Gov. Mark Dayton has said he'll sign the measure, meaning the Senate's 36-30 vote was effectively the final barrier for the stadium. The House passed it overnight.
The team chased a new stadium for more than a decade but had little leverage until its lease expired this past year on the 30-year-old Metrodome.
The team would pay 49 percent of construction costs: $477 million, which is $50 million more than owners initially committed. But the public expense is still high: $348 million for the state and $150 million for the city of Minneapolis.
"This stadium is the best interest for the state," said Sen. Julie Rosen, a Fairmont Republican who was lead sponsor of the bill. "This investment from three partners is the best for this state."
"It's time," said Sen. Geoff Michel, a Republican from Edina. "It's time for us to adopt a framework that allows us to keep a Minnesota franchise. It's time to keep the Minnesota Vikings here so that our children and our grandchildren, yes, can wear purple."
Sen. Scott Newman, a Hutchinson Republican who opposed the bill, predicted it would pass. He said the state should be spending its money instead on things like health care, education and infrastructure.
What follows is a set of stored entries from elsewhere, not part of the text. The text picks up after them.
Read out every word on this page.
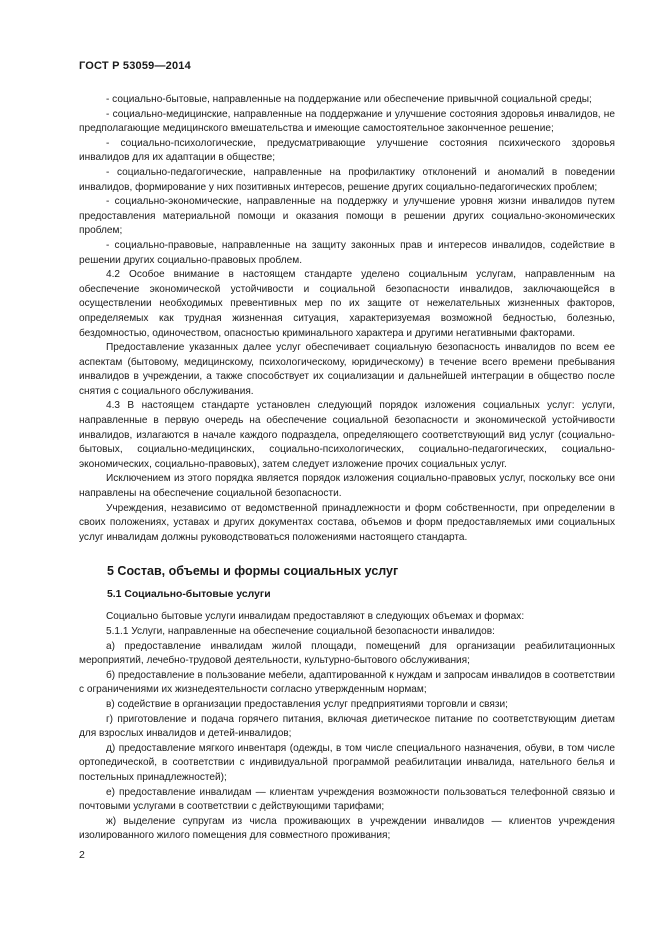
ГОСТ Р 53059—2014

- социально-бытовые, направленные на поддержание или обеспечение привычной социальной среды;

- социально-медицинские, направленные на поддержание и улучшение состояния здоровья инвалидов, не предполагающие медицинского вмешательства и имеющие самостоятельное законченное решение;

- социально-психологические, предусматривающие улучшение состояния психического здоровья инвалидов для их адаптации в обществе;

- социально-педагогические, направленные на профилактику отклонений и аномалий в поведении инвалидов, формирование у них позитивных интересов, решение других социально-педагогических проблем;

- социально-экономические, направленные на поддержку и улучшение уровня жизни инвалидов путем предоставления материальной помощи и оказания помощи в решении других социально-экономических проблем;

- социально-правовые, направленные на защиту законных прав и интересов инвалидов, содействие в решении других социально-правовых проблем.

4.2 Особое внимание в настоящем стандарте уделено социальным услугам, направленным на обеспечение экономической устойчивости и социальной безопасности инвалидов, заключающейся в осуществлении необходимых превентивных мер по их защите от нежелательных жизненных факторов, определяемых как трудная жизненная ситуация, характеризуемая возможной бедностью, болезнью, бездомностью, одиночеством, опасностью криминального характера и другими негативными факторами.

Предоставление указанных далее услуг обеспечивает социальную безопасность инвалидов по всем ее аспектам (бытовому, медицинскому, психологическому, юридическому) в течение всего времени пребывания инвалидов в учреждении, а также способствует их социализации и дальнейшей интеграции в общество после снятия с социального обслуживания.

4.3 В настоящем стандарте установлен следующий порядок изложения социальных услуг: услуги, направленные в первую очередь на обеспечение социальной безопасности и экономической устойчивости инвалидов, излагаются в начале каждого подраздела, определяющего соответствующий вид услуг (социально-бытовых, социально-медицинских, социально-психологических, социально-педагогических, социально-экономических, социально-правовых), затем следует изложение прочих социальных услуг.

Исключением из этого порядка является порядок изложения социально-правовых услуг, поскольку все они направлены на обеспечение социальной безопасности.

Учреждения, независимо от ведомственной принадлежности и форм собственности, при определении в своих положениях, уставах и других документах состава, объемов и форм предоставляемых ими социальных услуг инвалидам должны руководствоваться положениями настоящего стандарта.

5 Состав, объемы и формы социальных услуг
5.1 Социально-бытовые услуги

Социально бытовые услуги инвалидам предоставляют в следующих объемах и формах:

5.1.1 Услуги, направленные на обеспечение социальной безопасности инвалидов:

а) предоставление инвалидам жилой площади, помещений для организации реабилитационных мероприятий, лечебно-трудовой деятельности, культурно-бытового обслуживания;

б) предоставление в пользование мебели, адаптированной к нуждам и запросам инвалидов в соответствии с ограничениями их жизнедеятельности согласно утвержденным нормам;

в) содействие в организации предоставления услуг предприятиями торговли и связи;

г) приготовление и подача горячего питания, включая диетическое питание по соответствующим диетам для взрослых инвалидов и детей-инвалидов;

д) предоставление мягкого инвентаря (одежды, в том числе специального назначения, обуви, в том числе ортопедической, в соответствии с индивидуальной программой реабилитации инвалида, нательного белья и постельных принадлежностей);

е) предоставление инвалидам — клиентам учреждения возможности пользоваться телефонной связью и почтовыми услугами в соответствии с действующими тарифами;

ж) выделение супругам из числа проживающих в учреждении инвалидов — клиентов учреждения изолированного жилого помещения для совместного проживания;

2
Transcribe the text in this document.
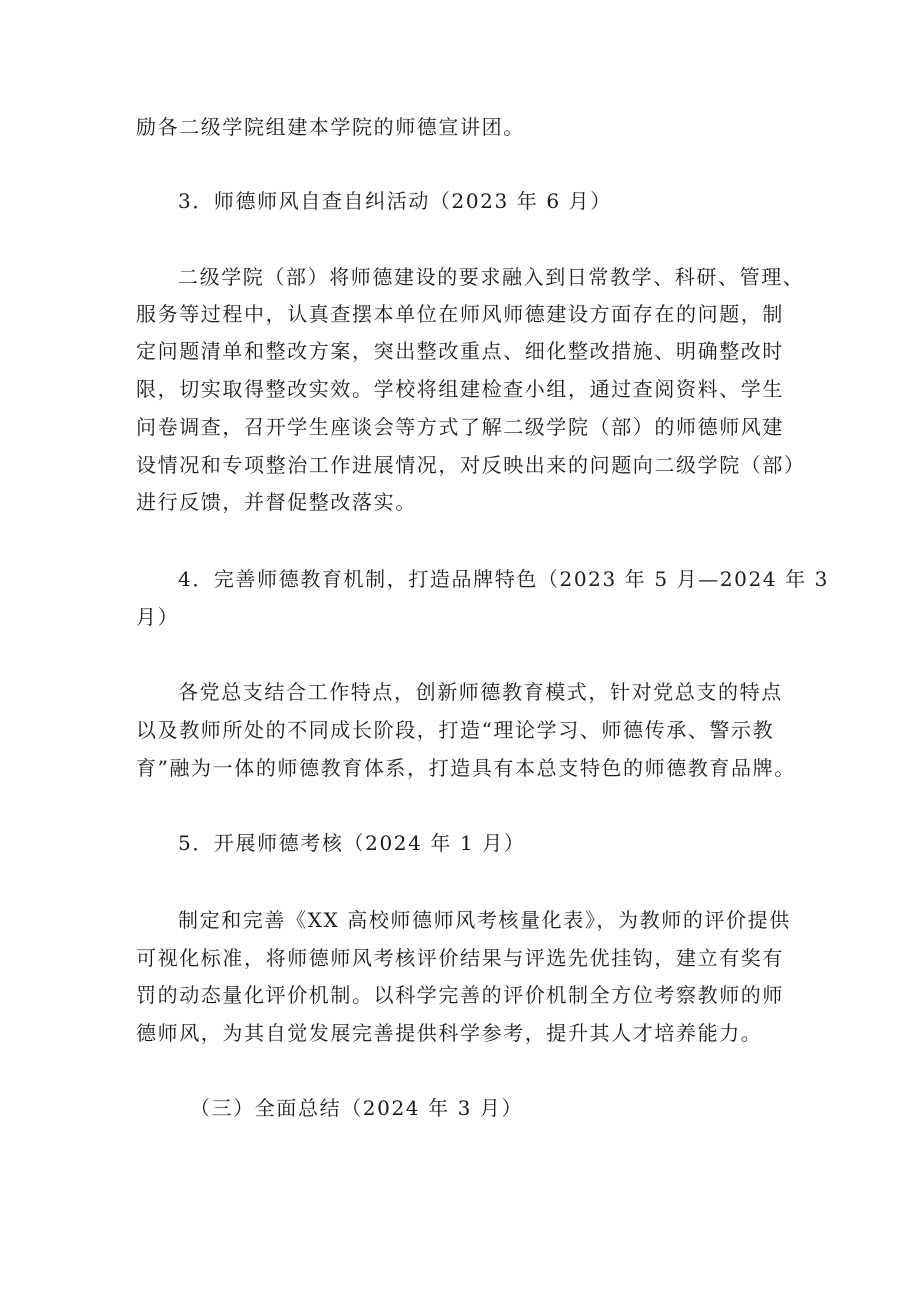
励各二级学院组建本学院的师德宣讲团。
3．师德师风自查自纠活动（2023 年 6 月）
二级学院（部）将师德建设的要求融入到日常教学、科研、管理、
服务等过程中，认真查摆本单位在师风师德建设方面存在的问题，制
定问题清单和整改方案，突出整改重点、细化整改措施、明确整改时
限，切实取得整改实效。学校将组建检查小组，通过查阅资料、学生
问卷调查，召开学生座谈会等方式了解二级学院（部）的师德师风建
设情况和专项整治工作进展情况，对反映出来的问题向二级学院（部）
进行反馈，并督促整改落实。
4．完善师德教育机制，打造品牌特色（2023 年 5 月—2024 年 3
月）
各党总支结合工作特点，创新师德教育模式，针对党总支的特点
以及教师所处的不同成长阶段，打造“理论学习、师德传承、警示教
育”融为一体的师德教育体系，打造具有本总支特色的师德教育品牌。
5．开展师德考核（2024 年 1 月）
制定和完善《XX 高校师德师风考核量化表》，为教师的评价提供
可视化标准，将师德师风考核评价结果与评选先优挂钩，建立有奖有
罚的动态量化评价机制。以科学完善的评价机制全方位考察教师的师
德师风，为其自觉发展完善提供科学参考，提升其人才培养能力。
（三）全面总结（2024 年 3 月）
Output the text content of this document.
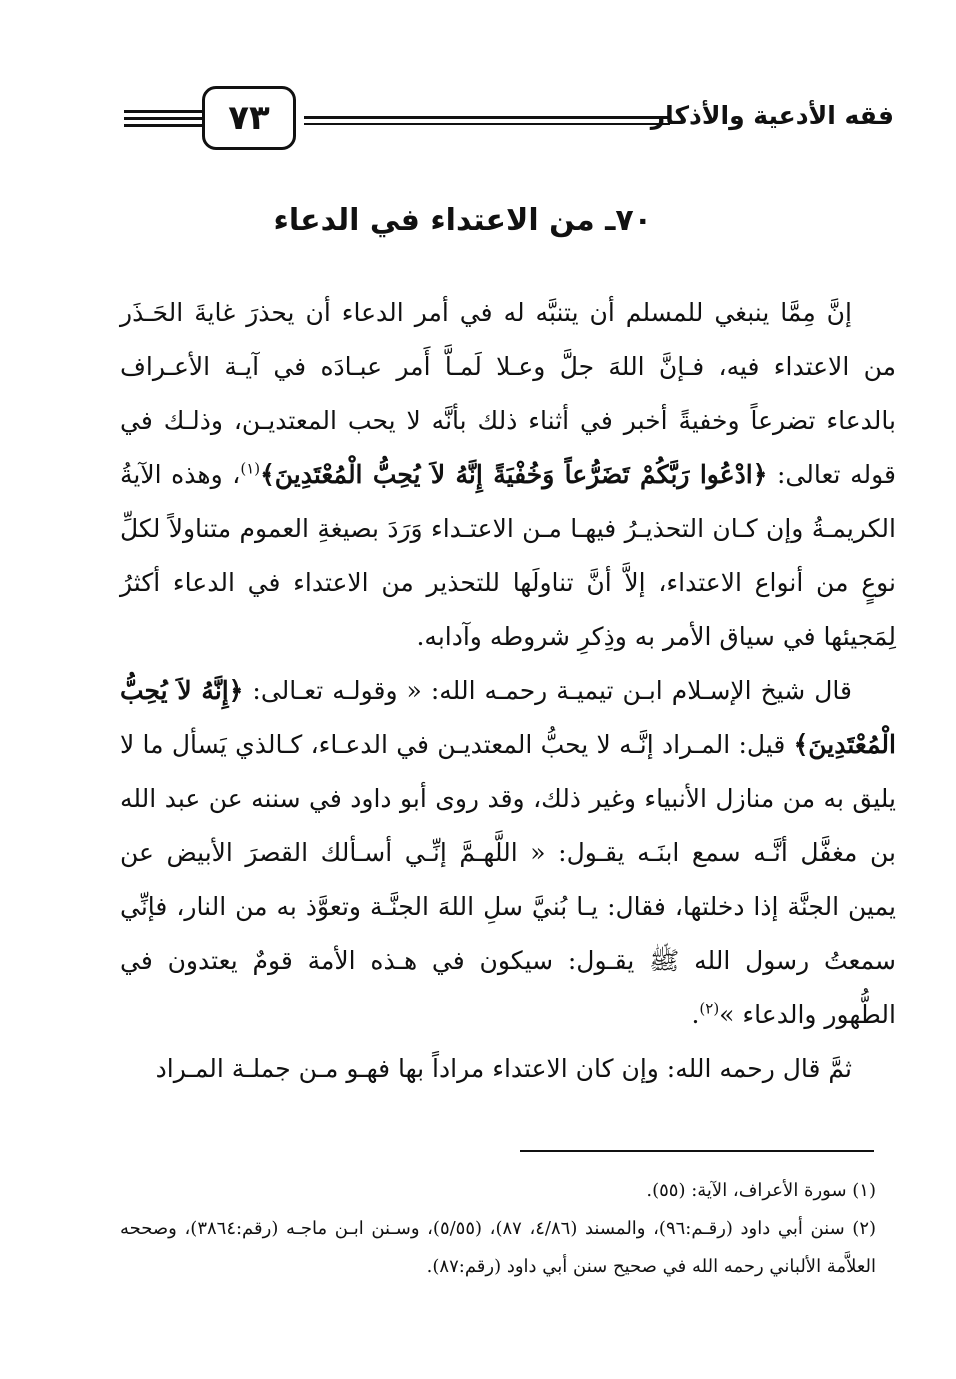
٧٣	فقه الأدعية والأذكار
٧٠ـ من الاعتداء في الدعاء

إنَّ مِمَّا ينبغي للمسلم أن يتنبَّه له في أمر الدعاء أن يحذرَ غايةَ الحَـذَر من الاعتداء فيه، فـإنَّ اللهَ جلَّ وعـلا لَمـاَّ أَمر عبـادَه في آيـة الأعـراف بالدعاء تضرعاً وخفيةً أخبر في أثناء ذلك بأنَّه لا يحب المعتديـن، وذلـك في قوله تعالى: ﴿ادْعُوا رَبَّكُمْ تَضَرُّعاً وَخُفْيَةً إِنَّهُ لاَ يُحِبُّ الْمُعْتَدِينَ﴾$^{(١)}$، وهذه الآيةُ الكريمـةُ وإن كـان التحذيـرُ فيهـا مـن الاعتـداء وَرَدَ بصيغةِ العموم متناولاً لكلِّ نوعٍ من أنواع الاعتداء، إلاَّ أنَّ تناولَها للتحذير من الاعتداء في الدعاء أكثرُ لِمَجيئها في سياق الأمر به وذِكرِ شروطه وآدابه.

قال شيخ الإسـلام ابـن تيميـة رحمـه الله: « وقولـه تعـالى: ﴿إِنَّهُ لاَ يُحِبُّ الْمُعْتَدِينَ﴾ قيل: المـراد إنَّـه لا يحبُّ المعتديـن في الدعـاء، كـالذي يَسأل ما لا يليق به من منازل الأنبياء وغير ذلك، وقد روى أبو داود في سننه عن عبد الله بن مغفَّل أنَّـه سمع ابنَـه يقـول: « اللَّهـمَّ إنِّـي أسـألك القصرَ الأبيض عن يمين الجنَّة إذا دخلتها، فقال: يـا بُنيَّ سلِ اللهَ الجنَّـة وتعوَّذ به من النار، فإنِّي سمعتُ رسول الله ﷺ يقـول: سيكون في هـذه الأمة قومٌ يعتدون في الطُّهور والدعاء »$^{(٢)}$.

ثمَّ قال رحمه الله: وإن كان الاعتداء مراداً بها فهـو مـن جملـة المـراد

(١) سورة الأعراف، الآية: (٥٥).

(٢) سنن أبي داود (رقـم:٩٦)، والمسند (٤/٨٦، ٨٧)، (٥/٥٥)، وسـنن ابـن ماجـه (رقم:٣٨٦٤)، وصححه العلاَّمة الألباني رحمه الله في صحيح سنن أبي داود (رقم:٨٧).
"I know it happens across the nation, but it saddens me to think that our citizens believe that this is a wise expenditure of tax money," Newman said.
Vikings vice president Lester Bagley said the team's billionaire owners, New Jersey developers Zygi and Mark Wilf, supported the deal even though $50 million of the cost was shifted from the state to the team because time was running out. The Legislature had only two days left to act.
The Vikings intend to take advantage of an NFL loan program, sell naming rights and possibly impose seat license fees to help cover the team's end of construction costs.
Under the bill, the Vikings would sign a 30-year lease on a stadium to be built on the site of the Metrodome in Minneapolis. The team would pay about $13 million annually in operating fees, though a public authority gets the power to rent out the building on non-game days for concerts, conventions and special events. The Wilfs would get exclusive rights to recruit a professional soccer team to Minnesota.
The state's share was to come through expanded gambling, which some legislators opposed on principle. Others worried the state overestimated the money it would get by authorizing charitable organizations to offer electronic versions of pull tabs, a low-tech paper game offered in bars and restaurants around the state.
The Associated Press contributed to this report.